The products to battle the unwanted software are not in a mature state and buyers should be aware of that, he said. One pain point is spyware naming, one vendor might warn of a certain piece of spyware, which another company's tool will also detect, but under a completely different name, Ames said.
"Folks in the antispyware world don't talk to each other enough. Antivirus is a small and fairly close knit crowd and they share their data. In the antispyware world, it is not there yet," he said. "So certainly the products aren't there yet either."
Spyware fighters have started an initiative to define spyware, called the Anti-Spyware Coalition.
Boeing has tens of thousands of desktops and does run anti-spyware software on those, along with antivirus and firewall software, but Ames did not say which product his company uses.

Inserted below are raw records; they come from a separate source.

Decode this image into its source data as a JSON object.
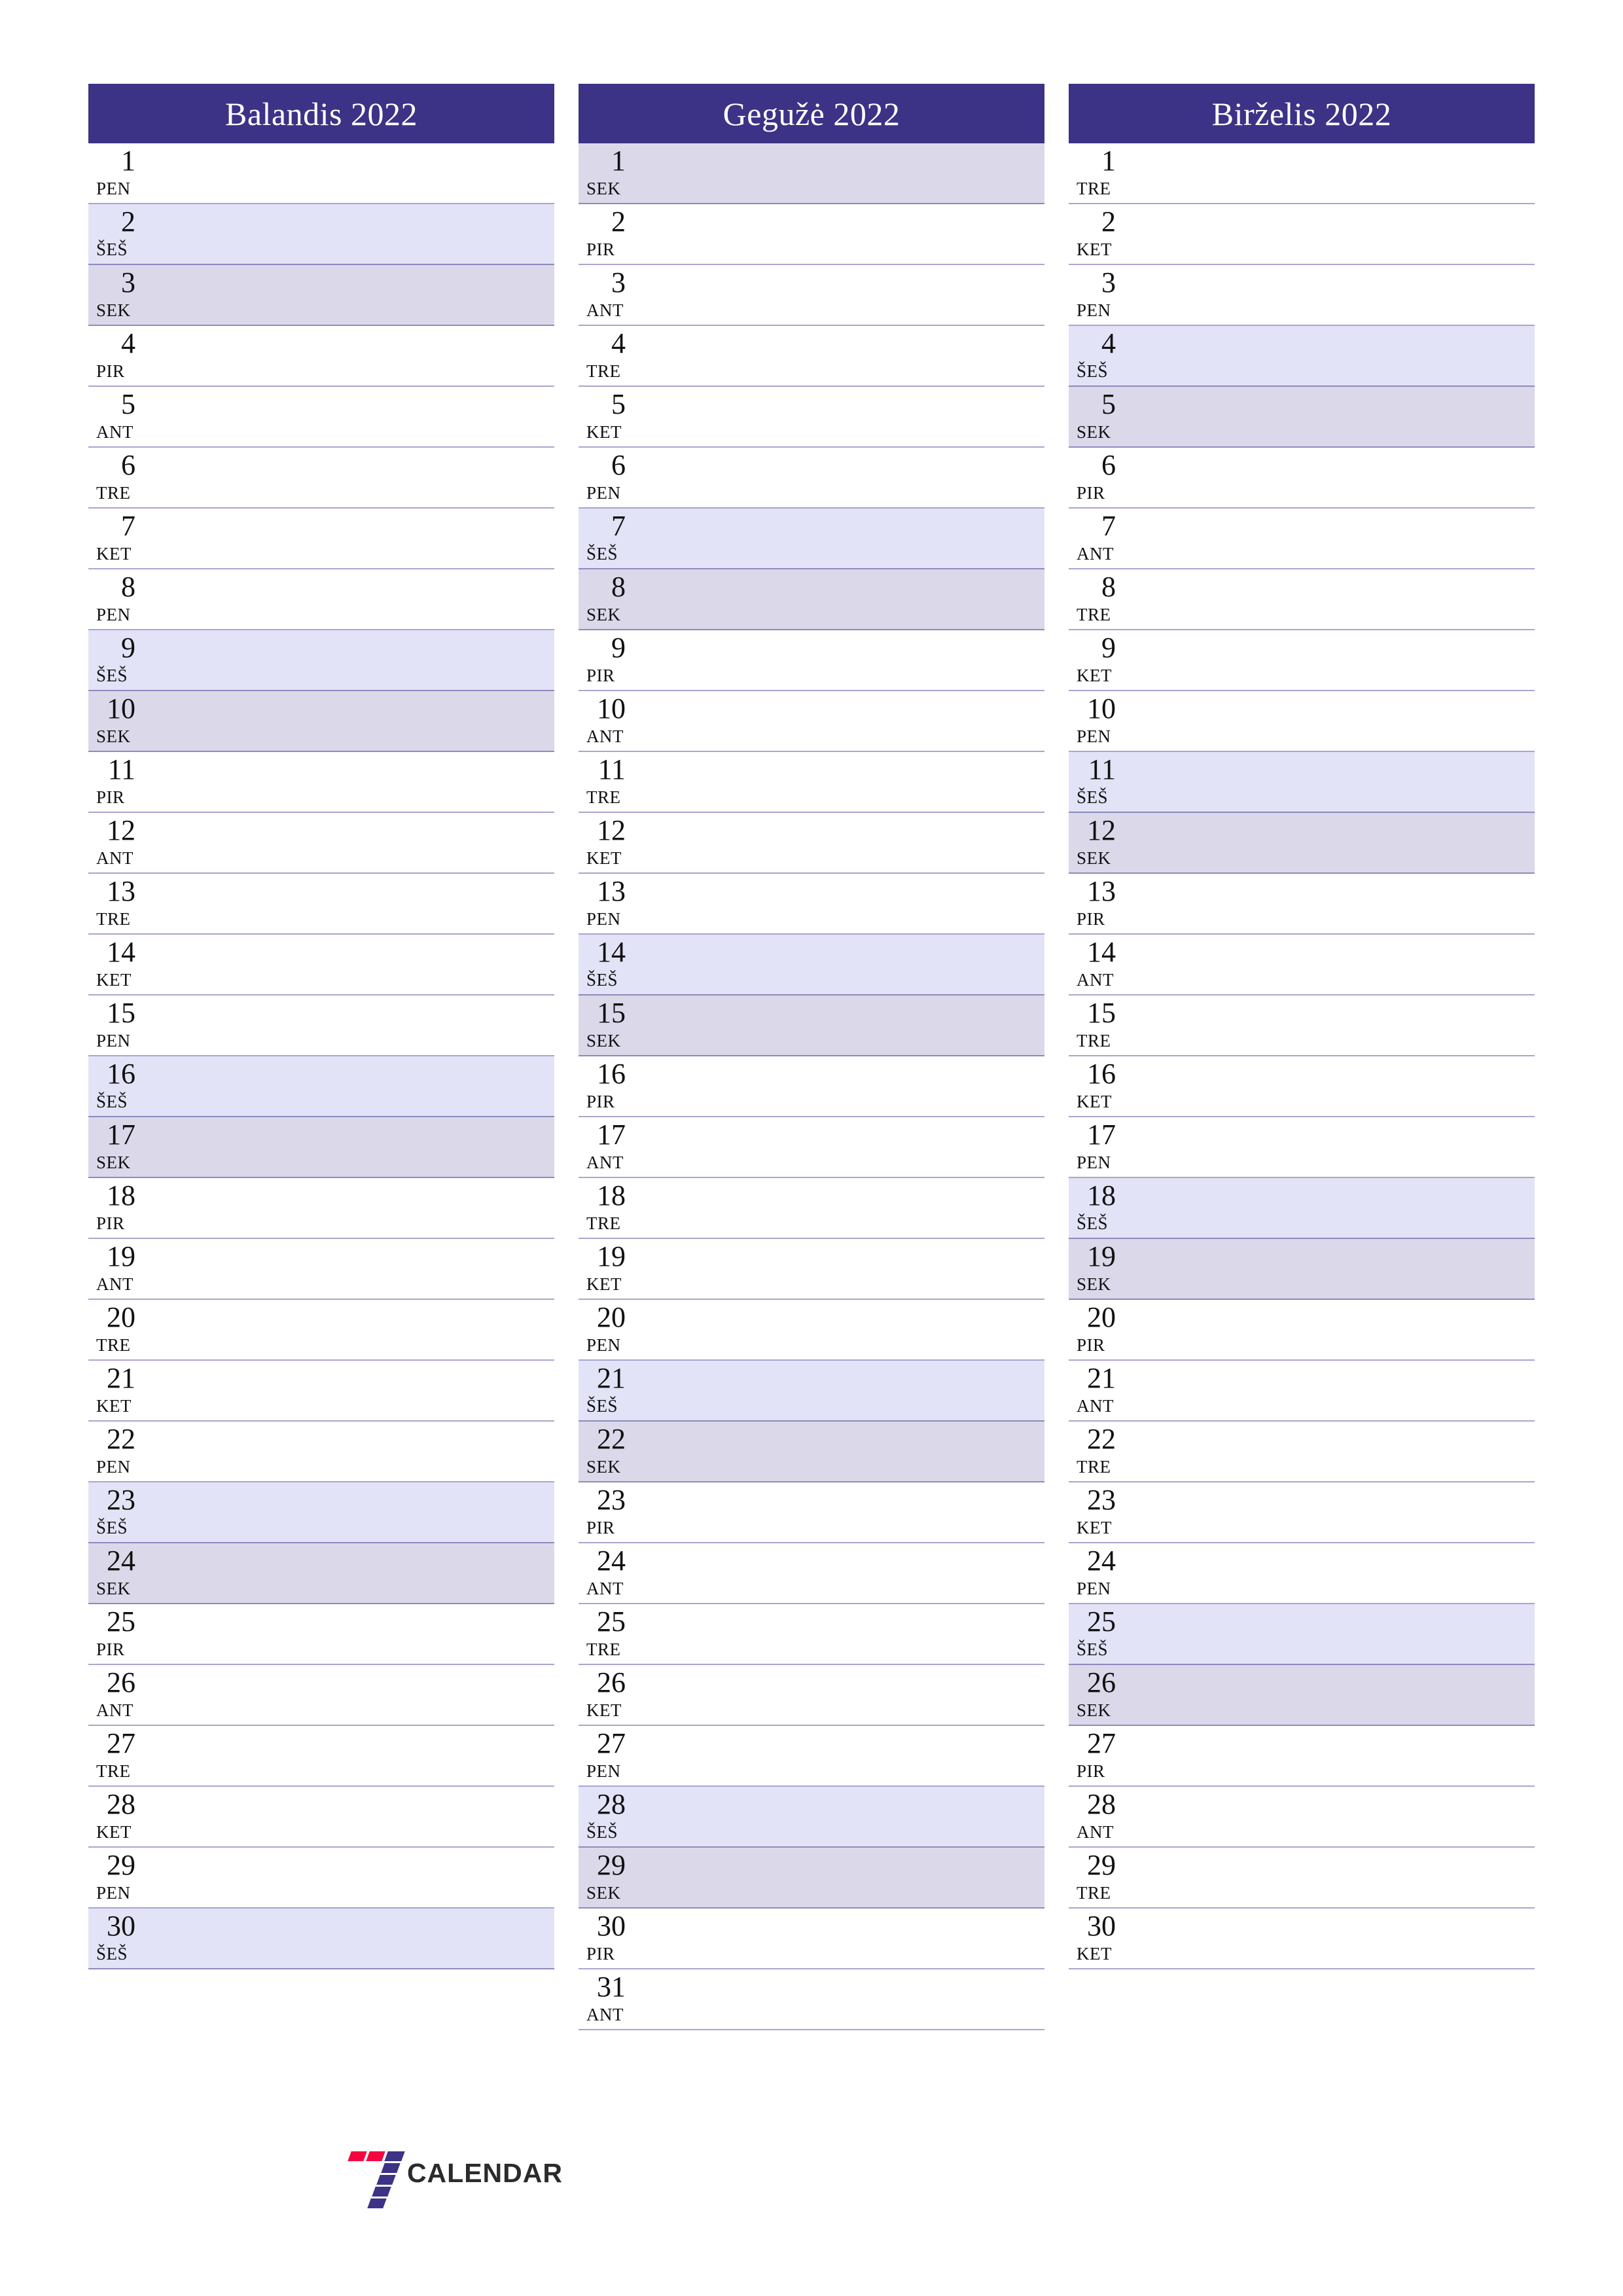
{
  "document": {
    "kind": "printable-planner",
    "year": "2022",
    "language": "lt",
    "logo": {
      "mark": "seven-icon",
      "text": "CALENDAR"
    }
  },
  "colors": {
    "header_bg": "#3c3286",
    "header_text": "#ffffff",
    "saturday_bg": "#e3e3f7",
    "sunday_bg": "#dbd8ea",
    "rule": "#9d9ac9",
    "logo_red": "#f5053f",
    "logo_purple": "#3c3286",
    "logo_text": "#2b2b2b",
    "page_bg": "#ffffff"
  },
  "months": [
    {
      "title": "Balandis 2022",
      "days": [
        {
          "num": "1",
          "wd": "PEN",
          "type": "weekday"
        },
        {
          "num": "2",
          "wd": "ŠEŠ",
          "type": "sat"
        },
        {
          "num": "3",
          "wd": "SEK",
          "type": "sun"
        },
        {
          "num": "4",
          "wd": "PIR",
          "type": "weekday"
        },
        {
          "num": "5",
          "wd": "ANT",
          "type": "weekday"
        },
        {
          "num": "6",
          "wd": "TRE",
          "type": "weekday"
        },
        {
          "num": "7",
          "wd": "KET",
          "type": "weekday"
        },
        {
          "num": "8",
          "wd": "PEN",
          "type": "weekday"
        },
        {
          "num": "9",
          "wd": "ŠEŠ",
          "type": "sat"
        },
        {
          "num": "10",
          "wd": "SEK",
          "type": "sun"
        },
        {
          "num": "11",
          "wd": "PIR",
          "type": "weekday"
        },
        {
          "num": "12",
          "wd": "ANT",
          "type": "weekday"
        },
        {
          "num": "13",
          "wd": "TRE",
          "type": "weekday"
        },
        {
          "num": "14",
          "wd": "KET",
          "type": "weekday"
        },
        {
          "num": "15",
          "wd": "PEN",
          "type": "weekday"
        },
        {
          "num": "16",
          "wd": "ŠEŠ",
          "type": "sat"
        },
        {
          "num": "17",
          "wd": "SEK",
          "type": "sun"
        },
        {
          "num": "18",
          "wd": "PIR",
          "type": "weekday"
        },
        {
          "num": "19",
          "wd": "ANT",
          "type": "weekday"
        },
        {
          "num": "20",
          "wd": "TRE",
          "type": "weekday"
        },
        {
          "num": "21",
          "wd": "KET",
          "type": "weekday"
        },
        {
          "num": "22",
          "wd": "PEN",
          "type": "weekday"
        },
        {
          "num": "23",
          "wd": "ŠEŠ",
          "type": "sat"
        },
        {
          "num": "24",
          "wd": "SEK",
          "type": "sun"
        },
        {
          "num": "25",
          "wd": "PIR",
          "type": "weekday"
        },
        {
          "num": "26",
          "wd": "ANT",
          "type": "weekday"
        },
        {
          "num": "27",
          "wd": "TRE",
          "type": "weekday"
        },
        {
          "num": "28",
          "wd": "KET",
          "type": "weekday"
        },
        {
          "num": "29",
          "wd": "PEN",
          "type": "weekday"
        },
        {
          "num": "30",
          "wd": "ŠEŠ",
          "type": "sat"
        }
      ]
    },
    {
      "title": "Gegužė 2022",
      "days": [
        {
          "num": "1",
          "wd": "SEK",
          "type": "sun"
        },
        {
          "num": "2",
          "wd": "PIR",
          "type": "weekday"
        },
        {
          "num": "3",
          "wd": "ANT",
          "type": "weekday"
        },
        {
          "num": "4",
          "wd": "TRE",
          "type": "weekday"
        },
        {
          "num": "5",
          "wd": "KET",
          "type": "weekday"
        },
        {
          "num": "6",
          "wd": "PEN",
          "type": "weekday"
        },
        {
          "num": "7",
          "wd": "ŠEŠ",
          "type": "sat"
        },
        {
          "num": "8",
          "wd": "SEK",
          "type": "sun"
        },
        {
          "num": "9",
          "wd": "PIR",
          "type": "weekday"
        },
        {
          "num": "10",
          "wd": "ANT",
          "type": "weekday"
        },
        {
          "num": "11",
          "wd": "TRE",
          "type": "weekday"
        },
        {
          "num": "12",
          "wd": "KET",
          "type": "weekday"
        },
        {
          "num": "13",
          "wd": "PEN",
          "type": "weekday"
        },
        {
          "num": "14",
          "wd": "ŠEŠ",
          "type": "sat"
        },
        {
          "num": "15",
          "wd": "SEK",
          "type": "sun"
        },
        {
          "num": "16",
          "wd": "PIR",
          "type": "weekday"
        },
        {
          "num": "17",
          "wd": "ANT",
          "type": "weekday"
        },
        {
          "num": "18",
          "wd": "TRE",
          "type": "weekday"
        },
        {
          "num": "19",
          "wd": "KET",
          "type": "weekday"
        },
        {
          "num": "20",
          "wd": "PEN",
          "type": "weekday"
        },
        {
          "num": "21",
          "wd": "ŠEŠ",
          "type": "sat"
        },
        {
          "num": "22",
          "wd": "SEK",
          "type": "sun"
        },
        {
          "num": "23",
          "wd": "PIR",
          "type": "weekday"
        },
        {
          "num": "24",
          "wd": "ANT",
          "type": "weekday"
        },
        {
          "num": "25",
          "wd": "TRE",
          "type": "weekday"
        },
        {
          "num": "26",
          "wd": "KET",
          "type": "weekday"
        },
        {
          "num": "27",
          "wd": "PEN",
          "type": "weekday"
        },
        {
          "num": "28",
          "wd": "ŠEŠ",
          "type": "sat"
        },
        {
          "num": "29",
          "wd": "SEK",
          "type": "sun"
        },
        {
          "num": "30",
          "wd": "PIR",
          "type": "weekday"
        },
        {
          "num": "31",
          "wd": "ANT",
          "type": "weekday"
        }
      ]
    },
    {
      "title": "Birželis 2022",
      "days": [
        {
          "num": "1",
          "wd": "TRE",
          "type": "weekday"
        },
        {
          "num": "2",
          "wd": "KET",
          "type": "weekday"
        },
        {
          "num": "3",
          "wd": "PEN",
          "type": "weekday"
        },
        {
          "num": "4",
          "wd": "ŠEŠ",
          "type": "sat"
        },
        {
          "num": "5",
          "wd": "SEK",
          "type": "sun"
        },
        {
          "num": "6",
          "wd": "PIR",
          "type": "weekday"
        },
        {
          "num": "7",
          "wd": "ANT",
          "type": "weekday"
        },
        {
          "num": "8",
          "wd": "TRE",
          "type": "weekday"
        },
        {
          "num": "9",
          "wd": "KET",
          "type": "weekday"
        },
        {
          "num": "10",
          "wd": "PEN",
          "type": "weekday"
        },
        {
          "num": "11",
          "wd": "ŠEŠ",
          "type": "sat"
        },
        {
          "num": "12",
          "wd": "SEK",
          "type": "sun"
        },
        {
          "num": "13",
          "wd": "PIR",
          "type": "weekday"
        },
        {
          "num": "14",
          "wd": "ANT",
          "type": "weekday"
        },
        {
          "num": "15",
          "wd": "TRE",
          "type": "weekday"
        },
        {
          "num": "16",
          "wd": "KET",
          "type": "weekday"
        },
        {
          "num": "17",
          "wd": "PEN",
          "type": "weekday"
        },
        {
          "num": "18",
          "wd": "ŠEŠ",
          "type": "sat"
        },
        {
          "num": "19",
          "wd": "SEK",
          "type": "sun"
        },
        {
          "num": "20",
          "wd": "PIR",
          "type": "weekday"
        },
        {
          "num": "21",
          "wd": "ANT",
          "type": "weekday"
        },
        {
          "num": "22",
          "wd": "TRE",
          "type": "weekday"
        },
        {
          "num": "23",
          "wd": "KET",
          "type": "weekday"
        },
        {
          "num": "24",
          "wd": "PEN",
          "type": "weekday"
        },
        {
          "num": "25",
          "wd": "ŠEŠ",
          "type": "sat"
        },
        {
          "num": "26",
          "wd": "SEK",
          "type": "sun"
        },
        {
          "num": "27",
          "wd": "PIR",
          "type": "weekday"
        },
        {
          "num": "28",
          "wd": "ANT",
          "type": "weekday"
        },
        {
          "num": "29",
          "wd": "TRE",
          "type": "weekday"
        },
        {
          "num": "30",
          "wd": "KET",
          "type": "weekday"
        }
      ]
    }
  ]
}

Most anti-spyware products do a decent job, but the products vary in terms of functionality. Tenebril, for example, stands out for its behavioral detection, Ames said. Other products might appeal to an organization because they integrate well with management tools, McAfee and its ePpolicy Orchestrator, for example, he said.
Looking into the future, Ames sees the firewall as the ideal place to check for spyware. "If you are removing it from your computer, you already have it on your system. If you can block it at the firewall, more power to you," he said.